As a method of focusing the efforts of the WG, TAGs Runtime and Observability as a supporting body would bring natural alignment to projects within the groups ordinary scope. The principal examples of this include the fusion of AI workloads and Kubernetes and data-driven architecture for AI-induced actions. This integration point also extends to the observable nature of both AI training and workloads within Kubernetes, bringing it directly into the focus of the observability TAG.

In-Scope

  • Identify current end user requirements, restrictions, and gaps of deploying and running AI workflows in cloud native space
  • Help the community identify the relevant data to create relevant model outputs for the cloud native ecosystem. For example, a model output for a service that helps migrate workloads to Kubernetes or a model output for a service that allows troubleshooting security gaps in a cloud-native environment.
  • Community outreach and engagement with AI developers and cloud providers, focusing on the integration and management of AI & Data in CNCF communities and projects.
  • Fostering collaboration with various AI entities, initiatives, activities, and endeavors; including AI & Data within the Linux Foundation, and those that might be external to the CNCF, concentrating on AI challenges to the cloud native field and solutions to address those challenges; evaluate AI usage with CNCF projects and community.
  • AI Monitoring/Observability. AI workload run time metrics collection and feedback to the cloud-native orchestrator for GPU/CPU and HW accelerator resource adjustment, scale up/down, scale out/in, etc.

Out of Scope

  • Providing any form of legal advice in any jurisdiction.
  • Form an umbrella organization beyond the CNCF
  • Establish a compliance and standards body beyond the CNCF space
  • Focus outside of cloud native technologies, according to the CNCF Cloud Native definition
  • Development of new AI algorithms or models

Example Deliverables to Community

Educate and Inform: End Users, and projects

  • Whitepaper of current end user requirements, restrictions, and gaps of deploying and running AI in Cloud native space.
  • Current landscape of cloud native solutions for AI workflows
  • Surveys on the evolving landscape of managing community-generated data within the realm of AI, particularly focusing on building cloud native infrastructures serving AI services.
  • Reports on new trends in the AI industry and how cloud native is influenced or being influenced by them. For example, the explosion of LLM and Generative AI usage in 2023.
  • Curate a "Distinguished Speaker" series of talks and interviews that may inform the working group's collaborative workstreams, and to provide accessible educational materials for the larger community found in the CNCF to generate interest and grow working group membership.

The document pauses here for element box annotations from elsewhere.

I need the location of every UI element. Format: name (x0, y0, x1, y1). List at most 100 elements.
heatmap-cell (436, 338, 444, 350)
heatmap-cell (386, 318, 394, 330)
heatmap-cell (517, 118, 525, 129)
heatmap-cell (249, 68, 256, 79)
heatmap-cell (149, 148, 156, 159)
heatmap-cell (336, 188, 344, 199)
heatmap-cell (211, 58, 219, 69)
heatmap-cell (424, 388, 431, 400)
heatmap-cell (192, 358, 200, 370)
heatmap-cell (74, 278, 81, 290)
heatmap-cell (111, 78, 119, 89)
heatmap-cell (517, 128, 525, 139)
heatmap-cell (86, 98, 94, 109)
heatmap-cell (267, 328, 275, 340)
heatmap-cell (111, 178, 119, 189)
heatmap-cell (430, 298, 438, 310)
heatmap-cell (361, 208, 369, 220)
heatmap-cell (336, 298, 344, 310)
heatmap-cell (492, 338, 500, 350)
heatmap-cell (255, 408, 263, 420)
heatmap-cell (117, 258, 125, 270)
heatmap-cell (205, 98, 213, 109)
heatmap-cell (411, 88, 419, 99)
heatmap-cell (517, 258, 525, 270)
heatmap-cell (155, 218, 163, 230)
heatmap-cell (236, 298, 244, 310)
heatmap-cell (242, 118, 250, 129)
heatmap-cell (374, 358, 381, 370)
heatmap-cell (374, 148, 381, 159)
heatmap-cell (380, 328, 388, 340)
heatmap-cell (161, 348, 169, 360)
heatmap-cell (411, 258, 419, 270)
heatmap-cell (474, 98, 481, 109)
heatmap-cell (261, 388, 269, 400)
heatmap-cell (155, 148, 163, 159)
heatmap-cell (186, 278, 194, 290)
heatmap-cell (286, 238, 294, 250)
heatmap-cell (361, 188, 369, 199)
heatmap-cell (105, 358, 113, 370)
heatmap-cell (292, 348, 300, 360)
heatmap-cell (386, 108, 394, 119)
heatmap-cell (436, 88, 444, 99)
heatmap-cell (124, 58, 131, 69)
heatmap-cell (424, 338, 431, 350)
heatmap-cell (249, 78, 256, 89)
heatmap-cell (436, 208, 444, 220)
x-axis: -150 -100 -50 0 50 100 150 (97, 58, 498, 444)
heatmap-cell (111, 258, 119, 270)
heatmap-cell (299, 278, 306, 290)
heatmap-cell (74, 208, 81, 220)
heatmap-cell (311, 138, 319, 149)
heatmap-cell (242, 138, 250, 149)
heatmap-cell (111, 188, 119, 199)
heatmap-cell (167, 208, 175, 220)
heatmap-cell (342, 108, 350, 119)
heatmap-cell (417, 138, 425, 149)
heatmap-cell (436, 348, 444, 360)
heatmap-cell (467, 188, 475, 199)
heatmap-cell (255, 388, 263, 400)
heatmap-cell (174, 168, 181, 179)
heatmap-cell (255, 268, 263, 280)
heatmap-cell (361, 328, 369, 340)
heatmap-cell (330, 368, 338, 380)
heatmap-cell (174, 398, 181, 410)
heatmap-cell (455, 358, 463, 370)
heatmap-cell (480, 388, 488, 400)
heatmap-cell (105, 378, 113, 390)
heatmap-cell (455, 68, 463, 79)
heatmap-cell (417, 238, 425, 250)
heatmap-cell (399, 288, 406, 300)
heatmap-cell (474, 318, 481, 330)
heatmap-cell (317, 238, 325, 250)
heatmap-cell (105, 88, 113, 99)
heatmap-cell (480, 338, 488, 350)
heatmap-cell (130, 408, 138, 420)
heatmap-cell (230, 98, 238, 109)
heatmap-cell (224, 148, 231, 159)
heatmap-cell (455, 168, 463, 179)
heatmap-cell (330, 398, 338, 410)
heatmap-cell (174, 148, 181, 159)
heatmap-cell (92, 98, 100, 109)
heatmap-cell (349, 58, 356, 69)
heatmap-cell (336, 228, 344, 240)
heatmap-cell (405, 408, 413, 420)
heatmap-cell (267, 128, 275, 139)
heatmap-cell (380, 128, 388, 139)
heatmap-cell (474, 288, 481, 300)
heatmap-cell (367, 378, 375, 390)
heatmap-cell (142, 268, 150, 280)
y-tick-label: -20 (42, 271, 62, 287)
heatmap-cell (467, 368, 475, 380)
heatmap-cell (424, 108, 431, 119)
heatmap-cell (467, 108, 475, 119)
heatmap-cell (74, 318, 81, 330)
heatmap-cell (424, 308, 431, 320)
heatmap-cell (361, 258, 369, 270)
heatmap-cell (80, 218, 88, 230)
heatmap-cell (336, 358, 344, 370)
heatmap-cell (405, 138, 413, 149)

Tooling supporting & evaluation: AI-ready cloud native solutions, ontology, and integrations

  • Reviews, inputs, and recommendations for proposed initiatives aimed at enabling AI in CNCF communities and projects, notably in areas like MLOps.
  • API specifications or guideline solutions for gaps identified in the Cloud Native AI whitepaper. For example, a common inference API or large scale AI ML deployments.
  • Ontology of Kubernetes resources that can be used for AI ML models.
  • Literature review of cloud native data security and privacy implications.

Audiences

  • Education - the audience is end users, developers, stakeholders
  • Project intelligence - the audience is TOC/CNCF Community
  • External collaboration - organizations, initiatives, activities, and efforts outside of the Cloud Native Computing Foundation (CNCF) (e.g. OpenSSF, Academic and other research groups, etc).

TOC Liaisons

TAG Liaisons

TAGs Runtime and Observability are the current host of this WG, while future extension to its own TAG is on the roadmap.

WG Leadership

Tech leads

Communications

Operations

AI WG operations are consistent with standard WG operating guidelines provided by the CNCF Technical Oversight Committee TOC.